Much of Stern's work has graced the Malibu home he shares with wife Laure Stern and their college-age children. During a visit several years ago, a life-size papier-mâché sculpture did a handstand in the living room; various large pieces were stacked in his workspace in the garage. But he's moved from home display to galleries-some of his sculptures (he works only with bronze now) were displayed at a local gallery last year-and he's moved his workspace to a studio in Culver City.
His newest work is on display in another beachside city-San Diego.
It's part of San Diego's public art exhibition called “Urban Trees.” The program features life-sized sculptures artfully placed along the pedestrian promenade bordering San Diego Bay.
Stern received a public art commission for his bronze sculpture called “Handstand” (which looks similar to the one he had in his living room). It's super-sized and as the name suggests, shows a man standing on one hand. It's a moment frozen in time and leaves the viewer wondering whether the subject will take a tumble or land gracefully back on his feet.

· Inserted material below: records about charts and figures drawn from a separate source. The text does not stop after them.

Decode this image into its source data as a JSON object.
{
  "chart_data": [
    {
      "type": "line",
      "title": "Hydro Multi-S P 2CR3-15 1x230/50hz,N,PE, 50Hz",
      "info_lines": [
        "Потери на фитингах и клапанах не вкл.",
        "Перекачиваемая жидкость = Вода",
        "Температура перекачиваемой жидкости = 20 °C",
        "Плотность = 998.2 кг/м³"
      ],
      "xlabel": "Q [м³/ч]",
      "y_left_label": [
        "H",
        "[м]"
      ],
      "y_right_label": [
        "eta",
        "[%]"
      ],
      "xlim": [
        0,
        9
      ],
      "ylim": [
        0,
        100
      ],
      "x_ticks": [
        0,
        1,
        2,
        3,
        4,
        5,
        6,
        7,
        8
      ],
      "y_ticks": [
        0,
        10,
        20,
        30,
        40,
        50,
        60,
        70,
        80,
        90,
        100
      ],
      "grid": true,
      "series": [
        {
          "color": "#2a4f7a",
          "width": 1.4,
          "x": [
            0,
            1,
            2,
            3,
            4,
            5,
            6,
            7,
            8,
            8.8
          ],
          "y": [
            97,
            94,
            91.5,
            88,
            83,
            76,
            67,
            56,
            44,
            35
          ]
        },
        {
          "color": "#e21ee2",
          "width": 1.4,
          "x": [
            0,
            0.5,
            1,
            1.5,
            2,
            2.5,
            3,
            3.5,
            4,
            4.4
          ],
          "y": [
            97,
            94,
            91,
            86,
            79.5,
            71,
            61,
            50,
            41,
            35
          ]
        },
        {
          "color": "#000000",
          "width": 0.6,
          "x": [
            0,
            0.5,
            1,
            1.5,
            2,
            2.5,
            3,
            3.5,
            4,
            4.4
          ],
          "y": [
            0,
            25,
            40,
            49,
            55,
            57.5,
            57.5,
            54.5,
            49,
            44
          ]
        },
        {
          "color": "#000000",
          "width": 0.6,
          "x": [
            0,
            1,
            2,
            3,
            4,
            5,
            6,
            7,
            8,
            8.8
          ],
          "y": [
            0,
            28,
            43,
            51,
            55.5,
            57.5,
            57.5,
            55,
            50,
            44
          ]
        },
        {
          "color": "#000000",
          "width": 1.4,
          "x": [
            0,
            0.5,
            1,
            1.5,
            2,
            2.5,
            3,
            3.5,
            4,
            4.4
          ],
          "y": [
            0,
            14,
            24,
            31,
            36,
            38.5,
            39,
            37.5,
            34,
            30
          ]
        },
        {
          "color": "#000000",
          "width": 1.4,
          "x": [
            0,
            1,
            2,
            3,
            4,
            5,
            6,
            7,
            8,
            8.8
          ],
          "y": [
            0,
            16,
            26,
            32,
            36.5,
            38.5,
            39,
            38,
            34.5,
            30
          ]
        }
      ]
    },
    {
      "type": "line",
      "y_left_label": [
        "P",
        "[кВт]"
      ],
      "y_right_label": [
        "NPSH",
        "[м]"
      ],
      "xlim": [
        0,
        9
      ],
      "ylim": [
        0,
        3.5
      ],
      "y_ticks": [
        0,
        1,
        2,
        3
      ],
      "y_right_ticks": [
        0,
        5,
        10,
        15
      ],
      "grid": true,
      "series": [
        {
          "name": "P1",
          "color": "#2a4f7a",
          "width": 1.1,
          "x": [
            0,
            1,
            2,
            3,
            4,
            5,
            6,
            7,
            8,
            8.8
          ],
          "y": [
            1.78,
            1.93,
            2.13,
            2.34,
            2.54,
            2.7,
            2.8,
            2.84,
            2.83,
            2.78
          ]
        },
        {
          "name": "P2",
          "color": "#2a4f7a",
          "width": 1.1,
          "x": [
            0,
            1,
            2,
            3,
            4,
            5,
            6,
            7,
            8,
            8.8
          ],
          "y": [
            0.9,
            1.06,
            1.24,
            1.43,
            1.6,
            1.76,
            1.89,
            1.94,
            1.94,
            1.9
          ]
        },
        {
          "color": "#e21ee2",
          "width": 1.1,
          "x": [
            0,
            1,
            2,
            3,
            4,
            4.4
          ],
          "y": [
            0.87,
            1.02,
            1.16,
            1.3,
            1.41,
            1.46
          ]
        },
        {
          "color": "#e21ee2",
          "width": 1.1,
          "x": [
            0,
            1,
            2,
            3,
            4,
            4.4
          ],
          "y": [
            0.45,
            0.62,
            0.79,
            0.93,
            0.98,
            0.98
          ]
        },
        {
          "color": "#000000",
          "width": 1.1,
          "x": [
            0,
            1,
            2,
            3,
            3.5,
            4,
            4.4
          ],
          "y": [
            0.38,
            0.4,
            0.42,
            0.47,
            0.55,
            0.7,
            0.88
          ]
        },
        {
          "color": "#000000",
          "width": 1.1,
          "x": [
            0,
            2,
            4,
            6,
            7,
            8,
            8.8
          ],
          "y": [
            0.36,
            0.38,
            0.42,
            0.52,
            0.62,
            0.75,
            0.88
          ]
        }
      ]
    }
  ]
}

Daniel and Laure both have a long history of community service. That's just another reason why he loves the whole idea of public art. “It's a perfect fit for me and the whole public service aspect is very satisfying,” he said.

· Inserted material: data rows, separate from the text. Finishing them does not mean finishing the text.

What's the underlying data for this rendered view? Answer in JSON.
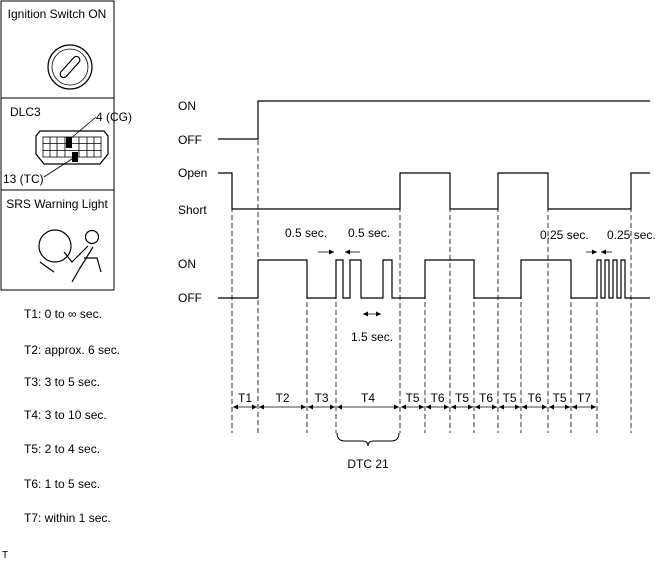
{
  "panels": {
    "ignition_title": "Ignition Switch ON",
    "dlc_title": "DLC3",
    "dlc_pin_cg": "4 (CG)",
    "dlc_pin_tc": "13 (TC)",
    "srs_title": "SRS Warning Light"
  },
  "levels": {
    "ig_on": "ON",
    "ig_off": "OFF",
    "tc_open": "Open",
    "tc_short": "Short",
    "lamp_on": "ON",
    "lamp_off": "OFF"
  },
  "annotations": {
    "half_sec_a": "0.5 sec.",
    "half_sec_b": "0.5 sec.",
    "one_half_sec": "1.5 sec.",
    "quarter_sec_a": "0.25 sec.",
    "quarter_sec_b": "0.25 sec.",
    "dtc": "DTC 21"
  },
  "intervals": [
    "T1",
    "T2",
    "T3",
    "T4",
    "T5",
    "T6",
    "T5",
    "T6",
    "T5",
    "T6",
    "T5",
    "T7"
  ],
  "legend": [
    "T1: 0 to ∞ sec.",
    "T2: approx. 6 sec.",
    "T3: 3 to 5 sec.",
    "T4: 3 to 10 sec.",
    "T5: 2 to 4 sec.",
    "T6: 1 to 5 sec.",
    "T7: within 1 sec."
  ],
  "footer_mark": "T"
}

Family life kept Stern involved in community activities, especially those relating to children. He coached sports teams, cofounded the Malibu Foundation for Youth and Families as well as the Boys and Girls Club of Malibu Teen Center, which serves more than 1,200 young people every year.
Earlier this year, President Obama presented the Sterns with the President's Volunteer Service Award. “My success as an actor has afforded me the unique opportunity to give back to my community, putting my vision of creating a strong and sensitive society into practice,” Stern said of his volunteerism.
Now that his children are grown, Stern has more time to focus on his art. “I rediscovered my love of this most tactile experience,” he explained. “It gives me sanity, expression, problems to solve, surprises, risk-taking opportunities, consistency, purpose and a chance to lose myself by immersing myself in art.”
Stern continues to be busy with film and television work, but is trying to carve out more time for sculpting. At the top of his wish list is a community installation in Malibu or perhaps a piece specially designed for a public library. Proposals will soon be in the works so don't be surprised if you come across a larger-than-life bronze figure peering out at you at the Civic Center. Rest assured, Daniel Stern's four-year-old self is hard at work and he knows how to dream big.